Madame Lavande 18/03/2021 14:52

Oh la la, on sent que Comète a grandi d'un coup ! C'est chouette quand l'allaitement se termine en douceur. Pour la Biscotte, elle avait décidé d'arrêter de façon unilatérale à 1 an ^^, je dois dire que je n'étais pas prête et que j'en avais gardé un petit gout d'inachevé. Je me suis bien rattrapé avec Bébinette ou les choses se sont faite naturellement à ses 2 ans, d'un commun accord cette fois ;-)

Picou 21/03/2021 14:04

Oui, c'est affolant comme ça va vite et en ce moment elle s'emballe, sevrage, premiers pas, débuts de parole... elle change beaucoup! Je suis heureuse que cette phase se termine d'une aussi belle manière, un point final tout doux à une fusion incroyable de douceur et de tendresse.

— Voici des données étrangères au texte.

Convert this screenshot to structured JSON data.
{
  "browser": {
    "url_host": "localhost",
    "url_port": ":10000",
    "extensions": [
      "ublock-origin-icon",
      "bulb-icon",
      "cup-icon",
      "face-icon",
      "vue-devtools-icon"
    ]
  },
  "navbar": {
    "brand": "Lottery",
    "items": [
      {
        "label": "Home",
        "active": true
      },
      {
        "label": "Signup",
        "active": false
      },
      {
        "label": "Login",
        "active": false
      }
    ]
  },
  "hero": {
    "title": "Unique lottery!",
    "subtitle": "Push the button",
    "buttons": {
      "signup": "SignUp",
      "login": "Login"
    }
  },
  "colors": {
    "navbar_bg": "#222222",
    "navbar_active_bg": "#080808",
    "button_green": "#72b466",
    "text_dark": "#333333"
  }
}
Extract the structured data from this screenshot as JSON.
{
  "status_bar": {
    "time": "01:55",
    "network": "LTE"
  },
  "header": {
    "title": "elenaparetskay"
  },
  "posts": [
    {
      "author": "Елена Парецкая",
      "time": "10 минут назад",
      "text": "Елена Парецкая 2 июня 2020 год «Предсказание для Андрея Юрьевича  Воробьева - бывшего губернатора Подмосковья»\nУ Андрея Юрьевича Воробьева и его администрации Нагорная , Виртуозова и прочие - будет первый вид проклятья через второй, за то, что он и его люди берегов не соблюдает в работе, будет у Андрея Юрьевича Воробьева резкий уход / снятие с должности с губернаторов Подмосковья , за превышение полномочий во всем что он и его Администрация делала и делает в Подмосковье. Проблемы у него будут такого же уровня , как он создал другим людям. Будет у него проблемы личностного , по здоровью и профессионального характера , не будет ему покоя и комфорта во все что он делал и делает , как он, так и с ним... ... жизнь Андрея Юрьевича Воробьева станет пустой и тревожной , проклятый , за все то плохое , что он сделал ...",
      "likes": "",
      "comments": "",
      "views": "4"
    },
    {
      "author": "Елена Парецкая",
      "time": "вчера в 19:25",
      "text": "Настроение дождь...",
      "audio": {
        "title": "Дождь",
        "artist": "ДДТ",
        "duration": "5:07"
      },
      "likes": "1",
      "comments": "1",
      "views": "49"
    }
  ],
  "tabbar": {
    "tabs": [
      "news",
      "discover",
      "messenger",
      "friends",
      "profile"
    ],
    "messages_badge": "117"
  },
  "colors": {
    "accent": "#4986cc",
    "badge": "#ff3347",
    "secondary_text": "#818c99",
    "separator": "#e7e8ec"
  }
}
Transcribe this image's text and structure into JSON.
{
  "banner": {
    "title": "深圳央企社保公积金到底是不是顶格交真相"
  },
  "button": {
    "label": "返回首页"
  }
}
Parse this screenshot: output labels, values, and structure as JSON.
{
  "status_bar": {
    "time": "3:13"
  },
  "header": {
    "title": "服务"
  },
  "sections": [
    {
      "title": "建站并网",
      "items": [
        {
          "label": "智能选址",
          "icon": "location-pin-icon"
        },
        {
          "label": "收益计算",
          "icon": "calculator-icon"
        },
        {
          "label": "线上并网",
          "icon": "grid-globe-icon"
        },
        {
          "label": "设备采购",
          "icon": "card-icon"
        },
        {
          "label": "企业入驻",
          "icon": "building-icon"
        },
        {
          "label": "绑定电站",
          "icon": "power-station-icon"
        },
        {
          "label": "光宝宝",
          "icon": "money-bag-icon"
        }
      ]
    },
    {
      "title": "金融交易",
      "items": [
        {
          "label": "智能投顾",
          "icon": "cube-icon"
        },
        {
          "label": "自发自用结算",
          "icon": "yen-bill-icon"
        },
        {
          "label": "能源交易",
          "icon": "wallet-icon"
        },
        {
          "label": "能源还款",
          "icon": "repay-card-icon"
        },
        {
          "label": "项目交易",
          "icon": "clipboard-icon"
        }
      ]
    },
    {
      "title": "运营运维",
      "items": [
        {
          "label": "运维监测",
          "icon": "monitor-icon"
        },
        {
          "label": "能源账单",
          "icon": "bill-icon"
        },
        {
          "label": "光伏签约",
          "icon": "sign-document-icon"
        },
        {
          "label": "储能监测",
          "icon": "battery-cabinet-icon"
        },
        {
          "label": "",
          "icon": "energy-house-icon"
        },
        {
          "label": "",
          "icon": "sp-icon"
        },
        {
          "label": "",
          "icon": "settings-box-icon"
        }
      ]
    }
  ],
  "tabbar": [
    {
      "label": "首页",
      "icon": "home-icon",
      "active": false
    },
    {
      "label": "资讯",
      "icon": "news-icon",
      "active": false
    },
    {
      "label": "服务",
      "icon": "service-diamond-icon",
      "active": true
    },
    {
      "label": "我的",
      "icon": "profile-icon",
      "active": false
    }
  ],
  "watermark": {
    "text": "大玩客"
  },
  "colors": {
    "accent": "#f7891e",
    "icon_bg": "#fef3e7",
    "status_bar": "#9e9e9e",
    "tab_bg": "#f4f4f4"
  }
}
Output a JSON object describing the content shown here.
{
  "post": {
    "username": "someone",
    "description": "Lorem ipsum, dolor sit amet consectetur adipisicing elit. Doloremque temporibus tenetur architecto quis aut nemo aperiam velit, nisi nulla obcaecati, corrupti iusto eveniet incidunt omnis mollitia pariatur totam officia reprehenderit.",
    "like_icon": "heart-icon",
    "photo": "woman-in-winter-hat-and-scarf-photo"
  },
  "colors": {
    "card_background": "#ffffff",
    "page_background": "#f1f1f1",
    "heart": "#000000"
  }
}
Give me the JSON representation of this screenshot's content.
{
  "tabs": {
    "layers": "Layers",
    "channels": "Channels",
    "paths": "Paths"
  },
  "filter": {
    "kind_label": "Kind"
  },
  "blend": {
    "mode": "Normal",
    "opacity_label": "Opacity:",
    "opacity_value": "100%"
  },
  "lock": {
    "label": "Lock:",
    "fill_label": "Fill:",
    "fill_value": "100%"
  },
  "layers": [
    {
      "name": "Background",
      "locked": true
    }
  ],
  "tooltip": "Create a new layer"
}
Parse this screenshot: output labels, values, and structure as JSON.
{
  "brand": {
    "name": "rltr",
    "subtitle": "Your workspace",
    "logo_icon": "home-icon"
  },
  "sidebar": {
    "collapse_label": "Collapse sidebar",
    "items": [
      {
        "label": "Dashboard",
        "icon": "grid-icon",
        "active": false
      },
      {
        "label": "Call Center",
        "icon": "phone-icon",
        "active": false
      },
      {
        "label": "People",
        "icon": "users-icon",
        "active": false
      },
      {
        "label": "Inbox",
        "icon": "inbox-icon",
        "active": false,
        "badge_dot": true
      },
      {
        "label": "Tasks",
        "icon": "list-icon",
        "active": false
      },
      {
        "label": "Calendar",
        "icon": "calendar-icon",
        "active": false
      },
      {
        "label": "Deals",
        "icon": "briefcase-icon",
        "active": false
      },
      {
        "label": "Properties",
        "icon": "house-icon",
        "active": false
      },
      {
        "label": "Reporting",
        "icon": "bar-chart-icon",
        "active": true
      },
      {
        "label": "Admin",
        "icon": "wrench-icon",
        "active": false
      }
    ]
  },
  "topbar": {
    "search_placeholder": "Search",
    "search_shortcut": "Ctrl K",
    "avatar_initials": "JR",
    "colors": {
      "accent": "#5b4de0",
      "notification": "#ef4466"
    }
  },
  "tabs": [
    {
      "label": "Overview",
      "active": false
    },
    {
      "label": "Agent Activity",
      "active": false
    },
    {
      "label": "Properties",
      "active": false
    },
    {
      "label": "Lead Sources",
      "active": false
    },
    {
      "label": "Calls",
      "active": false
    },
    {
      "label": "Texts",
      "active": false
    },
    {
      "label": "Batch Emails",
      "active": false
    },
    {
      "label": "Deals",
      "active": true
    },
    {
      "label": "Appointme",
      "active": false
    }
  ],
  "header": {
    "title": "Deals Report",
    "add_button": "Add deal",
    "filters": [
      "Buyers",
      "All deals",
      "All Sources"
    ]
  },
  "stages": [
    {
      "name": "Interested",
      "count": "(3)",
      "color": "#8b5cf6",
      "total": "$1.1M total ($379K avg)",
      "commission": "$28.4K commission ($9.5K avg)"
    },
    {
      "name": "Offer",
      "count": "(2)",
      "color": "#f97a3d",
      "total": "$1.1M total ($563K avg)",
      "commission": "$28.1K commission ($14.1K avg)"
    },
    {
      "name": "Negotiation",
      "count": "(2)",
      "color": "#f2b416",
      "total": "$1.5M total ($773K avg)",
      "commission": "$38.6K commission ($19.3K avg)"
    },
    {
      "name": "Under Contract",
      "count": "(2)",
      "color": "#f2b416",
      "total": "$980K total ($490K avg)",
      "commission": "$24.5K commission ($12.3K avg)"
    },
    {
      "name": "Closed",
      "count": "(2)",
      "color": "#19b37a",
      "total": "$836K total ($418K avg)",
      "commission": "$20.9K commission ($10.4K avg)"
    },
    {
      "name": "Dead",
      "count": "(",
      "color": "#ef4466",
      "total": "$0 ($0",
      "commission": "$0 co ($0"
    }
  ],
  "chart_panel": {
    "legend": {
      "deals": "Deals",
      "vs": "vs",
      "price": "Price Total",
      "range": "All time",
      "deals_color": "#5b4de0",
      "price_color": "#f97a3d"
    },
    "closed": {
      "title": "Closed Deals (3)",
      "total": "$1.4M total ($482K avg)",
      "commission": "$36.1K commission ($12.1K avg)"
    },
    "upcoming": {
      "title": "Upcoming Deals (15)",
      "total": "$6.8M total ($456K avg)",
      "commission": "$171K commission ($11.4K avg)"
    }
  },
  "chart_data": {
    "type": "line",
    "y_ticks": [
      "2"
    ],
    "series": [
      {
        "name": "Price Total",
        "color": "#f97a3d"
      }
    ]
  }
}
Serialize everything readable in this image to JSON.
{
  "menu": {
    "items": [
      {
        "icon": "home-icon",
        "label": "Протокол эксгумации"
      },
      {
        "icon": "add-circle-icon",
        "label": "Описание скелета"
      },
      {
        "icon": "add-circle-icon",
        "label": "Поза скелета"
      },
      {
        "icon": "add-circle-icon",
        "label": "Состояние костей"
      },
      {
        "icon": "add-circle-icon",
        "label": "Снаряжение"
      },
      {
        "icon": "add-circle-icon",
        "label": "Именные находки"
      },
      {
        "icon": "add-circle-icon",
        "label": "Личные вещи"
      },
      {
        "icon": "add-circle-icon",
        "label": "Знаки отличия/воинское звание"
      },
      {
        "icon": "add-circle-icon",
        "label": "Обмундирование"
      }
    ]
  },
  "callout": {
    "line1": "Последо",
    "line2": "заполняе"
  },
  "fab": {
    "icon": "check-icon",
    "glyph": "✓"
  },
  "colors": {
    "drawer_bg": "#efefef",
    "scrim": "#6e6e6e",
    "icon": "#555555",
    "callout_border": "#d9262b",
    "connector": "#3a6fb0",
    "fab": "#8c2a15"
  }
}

UneMamanLoutre 18/03/2021 11:37

Oh comme je comprend tous ces sentiments ! J'avais aussi eu la chance avec ma grande d'un sevrage naturel et tout en douceur. Et je sais qu'il en sera encore ainsi avec mon bébé mais malgré ses 1 an déjà, je pense que nous en sommes loin. Mais même si comme tu le dis c'est une grande responsabilité qui peut parfois "enfermer" la maman, j'en profite à 100% tout comme je profite de mes dernières semaines avec un tout petit bébé.

Picou 21/03/2021 14:02

Je suis contente que ça se soit terminé de cette façon, sans aucune frustration ni pour elle ni pour moi, c'est une belle manière de terminer cette phase de ma vie. Malgré tous les moments difficiles qu'il y a pu y avoir aussi, je ne garderai en mémoire que la beauté de cette transmission et la douceur de ces inoubliables moments collées serrées!